Data Model Designer
Designs data schemas that balance normalization for integrity with denormalization for performance, producing entity-relationship models, migration strategies, and data evolution guidelines.
Guiding Principle
"Normalize until it hurts, denormalize until it works."
Procedure
Step 1 — Domain Entity Discovery
- Extract entities from the domain model, user stories, or existing codebase.
- Identify attributes for each entity, marking required vs. optional and data types.
- Map relationships: one-to-one, one-to-many, many-to-many with cardinality notation.
- Identify aggregate roots (DDD) — these become primary tables or document collections.
- Produce an initial ER diagram.
Step 2 — Normalize the Model
- Apply First Normal Form: eliminate repeating groups, ensure atomic values.
- Apply Second Normal Form: remove partial dependencies on composite keys.
- Apply Third Normal Form: remove transitive dependencies.
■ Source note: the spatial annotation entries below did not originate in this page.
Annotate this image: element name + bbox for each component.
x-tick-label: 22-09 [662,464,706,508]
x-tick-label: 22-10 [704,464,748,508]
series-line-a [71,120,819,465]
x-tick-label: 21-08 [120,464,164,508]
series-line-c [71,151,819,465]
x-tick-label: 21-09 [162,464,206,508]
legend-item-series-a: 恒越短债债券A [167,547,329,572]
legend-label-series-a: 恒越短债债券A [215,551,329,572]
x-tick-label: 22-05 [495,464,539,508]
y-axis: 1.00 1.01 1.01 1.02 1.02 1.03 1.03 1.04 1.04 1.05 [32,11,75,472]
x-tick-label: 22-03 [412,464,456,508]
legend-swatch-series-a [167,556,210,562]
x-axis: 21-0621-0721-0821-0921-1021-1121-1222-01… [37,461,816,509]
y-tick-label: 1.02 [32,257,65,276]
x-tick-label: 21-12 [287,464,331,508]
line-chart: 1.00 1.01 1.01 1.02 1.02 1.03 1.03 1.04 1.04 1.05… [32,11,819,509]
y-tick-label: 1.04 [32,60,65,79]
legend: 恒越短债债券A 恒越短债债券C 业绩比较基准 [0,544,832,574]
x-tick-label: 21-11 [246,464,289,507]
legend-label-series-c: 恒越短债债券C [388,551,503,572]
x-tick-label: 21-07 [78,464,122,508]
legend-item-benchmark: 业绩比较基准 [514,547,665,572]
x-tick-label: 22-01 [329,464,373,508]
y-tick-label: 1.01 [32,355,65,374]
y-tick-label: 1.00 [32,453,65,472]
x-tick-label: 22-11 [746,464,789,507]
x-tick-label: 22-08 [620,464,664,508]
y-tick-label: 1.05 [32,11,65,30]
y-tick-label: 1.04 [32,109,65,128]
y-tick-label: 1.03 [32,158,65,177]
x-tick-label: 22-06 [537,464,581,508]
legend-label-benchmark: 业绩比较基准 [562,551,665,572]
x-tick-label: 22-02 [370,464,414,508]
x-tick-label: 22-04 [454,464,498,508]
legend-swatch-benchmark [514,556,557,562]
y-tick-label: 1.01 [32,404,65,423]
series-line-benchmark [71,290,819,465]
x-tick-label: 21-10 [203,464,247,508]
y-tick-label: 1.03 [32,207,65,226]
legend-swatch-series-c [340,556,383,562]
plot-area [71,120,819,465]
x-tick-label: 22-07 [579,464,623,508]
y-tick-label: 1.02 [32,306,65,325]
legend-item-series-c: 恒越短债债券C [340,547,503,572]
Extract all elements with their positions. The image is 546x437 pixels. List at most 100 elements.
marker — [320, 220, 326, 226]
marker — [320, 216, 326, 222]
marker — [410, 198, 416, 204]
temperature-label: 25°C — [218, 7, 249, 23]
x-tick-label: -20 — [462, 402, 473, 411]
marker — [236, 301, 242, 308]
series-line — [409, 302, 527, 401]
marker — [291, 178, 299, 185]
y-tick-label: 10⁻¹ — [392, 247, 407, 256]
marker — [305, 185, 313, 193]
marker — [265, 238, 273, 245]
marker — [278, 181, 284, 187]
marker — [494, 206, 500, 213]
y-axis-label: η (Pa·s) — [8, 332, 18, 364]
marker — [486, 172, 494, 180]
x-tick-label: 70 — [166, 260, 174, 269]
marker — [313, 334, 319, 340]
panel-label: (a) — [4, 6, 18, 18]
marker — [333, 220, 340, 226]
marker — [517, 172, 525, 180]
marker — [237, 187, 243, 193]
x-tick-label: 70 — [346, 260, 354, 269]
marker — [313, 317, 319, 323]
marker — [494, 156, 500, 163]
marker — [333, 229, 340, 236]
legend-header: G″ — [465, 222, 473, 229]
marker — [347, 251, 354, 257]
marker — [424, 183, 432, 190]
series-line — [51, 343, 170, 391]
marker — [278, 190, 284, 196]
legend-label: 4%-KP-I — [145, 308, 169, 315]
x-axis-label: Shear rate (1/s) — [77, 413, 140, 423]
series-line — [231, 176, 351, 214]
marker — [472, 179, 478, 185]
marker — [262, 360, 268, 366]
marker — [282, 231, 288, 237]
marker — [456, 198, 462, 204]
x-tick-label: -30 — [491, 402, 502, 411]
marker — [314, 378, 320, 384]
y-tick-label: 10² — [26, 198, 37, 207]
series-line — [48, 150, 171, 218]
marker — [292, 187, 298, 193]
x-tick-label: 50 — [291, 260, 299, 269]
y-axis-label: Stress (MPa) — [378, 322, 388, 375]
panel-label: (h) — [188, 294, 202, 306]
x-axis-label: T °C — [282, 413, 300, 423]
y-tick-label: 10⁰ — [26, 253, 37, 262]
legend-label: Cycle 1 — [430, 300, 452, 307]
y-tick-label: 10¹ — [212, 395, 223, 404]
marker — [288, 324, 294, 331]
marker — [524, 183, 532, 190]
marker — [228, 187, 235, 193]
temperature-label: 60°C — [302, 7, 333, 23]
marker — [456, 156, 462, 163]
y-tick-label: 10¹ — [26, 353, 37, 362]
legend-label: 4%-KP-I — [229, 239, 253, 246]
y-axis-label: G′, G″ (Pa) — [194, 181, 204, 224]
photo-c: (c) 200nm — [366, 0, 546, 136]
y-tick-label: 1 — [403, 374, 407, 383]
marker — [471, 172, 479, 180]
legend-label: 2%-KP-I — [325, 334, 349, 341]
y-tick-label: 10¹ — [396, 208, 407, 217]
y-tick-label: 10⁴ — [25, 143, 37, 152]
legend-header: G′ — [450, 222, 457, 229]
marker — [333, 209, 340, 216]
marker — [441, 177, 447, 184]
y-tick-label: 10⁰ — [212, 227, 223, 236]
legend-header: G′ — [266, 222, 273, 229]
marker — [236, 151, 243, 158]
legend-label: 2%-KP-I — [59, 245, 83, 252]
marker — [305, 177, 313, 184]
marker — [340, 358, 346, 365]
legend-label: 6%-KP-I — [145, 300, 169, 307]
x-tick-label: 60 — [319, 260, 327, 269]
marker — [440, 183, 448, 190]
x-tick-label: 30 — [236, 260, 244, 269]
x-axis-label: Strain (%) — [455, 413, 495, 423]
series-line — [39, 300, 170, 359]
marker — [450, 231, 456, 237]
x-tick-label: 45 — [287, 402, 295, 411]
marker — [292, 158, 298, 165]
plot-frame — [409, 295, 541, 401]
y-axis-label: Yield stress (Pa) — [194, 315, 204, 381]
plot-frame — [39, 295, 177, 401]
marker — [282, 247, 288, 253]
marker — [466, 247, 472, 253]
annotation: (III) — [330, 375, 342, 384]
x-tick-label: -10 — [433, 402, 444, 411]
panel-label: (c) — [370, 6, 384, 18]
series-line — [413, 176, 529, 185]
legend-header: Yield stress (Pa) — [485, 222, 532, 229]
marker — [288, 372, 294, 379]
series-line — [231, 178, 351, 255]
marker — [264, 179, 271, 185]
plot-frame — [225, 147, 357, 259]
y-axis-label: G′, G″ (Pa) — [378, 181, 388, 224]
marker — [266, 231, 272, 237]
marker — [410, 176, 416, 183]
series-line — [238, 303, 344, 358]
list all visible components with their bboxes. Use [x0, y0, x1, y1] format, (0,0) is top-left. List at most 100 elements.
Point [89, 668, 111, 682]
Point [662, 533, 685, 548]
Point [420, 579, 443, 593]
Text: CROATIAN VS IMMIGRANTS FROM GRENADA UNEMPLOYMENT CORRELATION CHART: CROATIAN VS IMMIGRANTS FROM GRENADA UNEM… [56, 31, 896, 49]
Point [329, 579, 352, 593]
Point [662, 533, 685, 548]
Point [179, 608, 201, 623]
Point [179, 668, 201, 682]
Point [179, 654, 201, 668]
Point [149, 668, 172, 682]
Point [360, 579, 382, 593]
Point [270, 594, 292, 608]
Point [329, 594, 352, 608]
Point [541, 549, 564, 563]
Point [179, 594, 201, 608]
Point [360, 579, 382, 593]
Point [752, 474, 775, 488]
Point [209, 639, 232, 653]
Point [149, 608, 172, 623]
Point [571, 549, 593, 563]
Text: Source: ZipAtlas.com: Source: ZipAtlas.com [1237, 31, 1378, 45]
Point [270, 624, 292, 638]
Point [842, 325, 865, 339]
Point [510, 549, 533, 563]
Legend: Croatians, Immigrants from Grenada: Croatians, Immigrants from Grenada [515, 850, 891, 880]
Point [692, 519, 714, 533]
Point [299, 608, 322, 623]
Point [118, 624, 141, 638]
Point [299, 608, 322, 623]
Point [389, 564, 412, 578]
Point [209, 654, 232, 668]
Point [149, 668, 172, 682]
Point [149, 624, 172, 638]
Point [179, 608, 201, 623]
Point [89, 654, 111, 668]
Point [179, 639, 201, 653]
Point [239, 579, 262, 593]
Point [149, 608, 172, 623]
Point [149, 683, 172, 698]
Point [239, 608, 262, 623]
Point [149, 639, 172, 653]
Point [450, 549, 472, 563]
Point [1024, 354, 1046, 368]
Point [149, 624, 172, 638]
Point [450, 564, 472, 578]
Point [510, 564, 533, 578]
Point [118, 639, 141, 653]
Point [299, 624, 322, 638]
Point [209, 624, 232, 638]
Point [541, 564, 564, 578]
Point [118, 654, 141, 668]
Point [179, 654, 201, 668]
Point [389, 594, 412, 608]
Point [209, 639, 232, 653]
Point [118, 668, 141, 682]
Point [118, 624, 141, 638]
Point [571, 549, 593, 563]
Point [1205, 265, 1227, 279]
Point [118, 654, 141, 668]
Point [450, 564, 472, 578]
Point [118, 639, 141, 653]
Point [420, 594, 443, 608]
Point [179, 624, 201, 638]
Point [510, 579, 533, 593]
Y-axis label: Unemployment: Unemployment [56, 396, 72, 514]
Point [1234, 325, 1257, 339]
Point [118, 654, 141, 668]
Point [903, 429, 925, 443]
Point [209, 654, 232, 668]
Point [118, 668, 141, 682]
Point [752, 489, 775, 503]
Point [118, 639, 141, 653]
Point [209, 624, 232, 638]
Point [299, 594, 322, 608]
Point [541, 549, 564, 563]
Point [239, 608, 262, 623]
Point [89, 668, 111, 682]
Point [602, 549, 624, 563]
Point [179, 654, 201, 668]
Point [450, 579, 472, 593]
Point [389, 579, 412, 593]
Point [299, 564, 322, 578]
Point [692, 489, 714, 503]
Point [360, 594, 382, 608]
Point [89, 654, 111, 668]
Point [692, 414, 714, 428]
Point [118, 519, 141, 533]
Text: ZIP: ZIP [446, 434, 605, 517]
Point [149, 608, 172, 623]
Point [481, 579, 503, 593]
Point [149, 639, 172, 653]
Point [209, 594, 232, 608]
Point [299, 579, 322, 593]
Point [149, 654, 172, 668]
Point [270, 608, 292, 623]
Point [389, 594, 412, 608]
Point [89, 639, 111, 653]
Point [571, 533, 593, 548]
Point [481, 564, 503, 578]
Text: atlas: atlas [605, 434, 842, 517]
- Evaluate Boyce-Codd Normal Form for critical tables handling financial or audit data.
- Document each normalization decision with the trade-off rationale.
Step 3 — Strategic Denormalization
- Identify read-heavy access patterns that would require expensive joins.
- Apply calculated/materialized columns for frequently computed values.
- Consider read replicas, materialized views, or CQRS read models for reporting queries.
- Document every denormalization with: reason, staleness tolerance, refresh strategy.
- Evaluate document embedding vs. referencing for NoSQL stores.
Step 4 — Evolution & Governance
- Define a migration strategy: forward-only migrations with version tracking (Flyway, Alembic).
- Establish naming conventions: snake_case for SQL, camelCase for document stores.
- Specify indexing strategy for the top access patterns.
- Document data retention policies and archival strategy.
- Produce the final schema DDL or document schema with validation rules.
Quality Criteria
- Every entity has a clearly defined primary key strategy (surrogate vs. natural).
- All denormalizations are documented with staleness tolerance and refresh mechanism.
- Indexing strategy covers the top 5 query patterns by frequency.
- Schema supports the identified access patterns without full table scans on core queries.
Anti-Patterns
- Premature denormalization before understanding actual access patterns ("optimize by guessing").
- Entity-Attribute-Value (EAV) tables as a substitute for proper schema design.
- Using JSON columns as a catch-all for unmodeled data, bypassing relational constraints.
- Missing foreign key constraints in relational databases ("we'll enforce it in the app layer").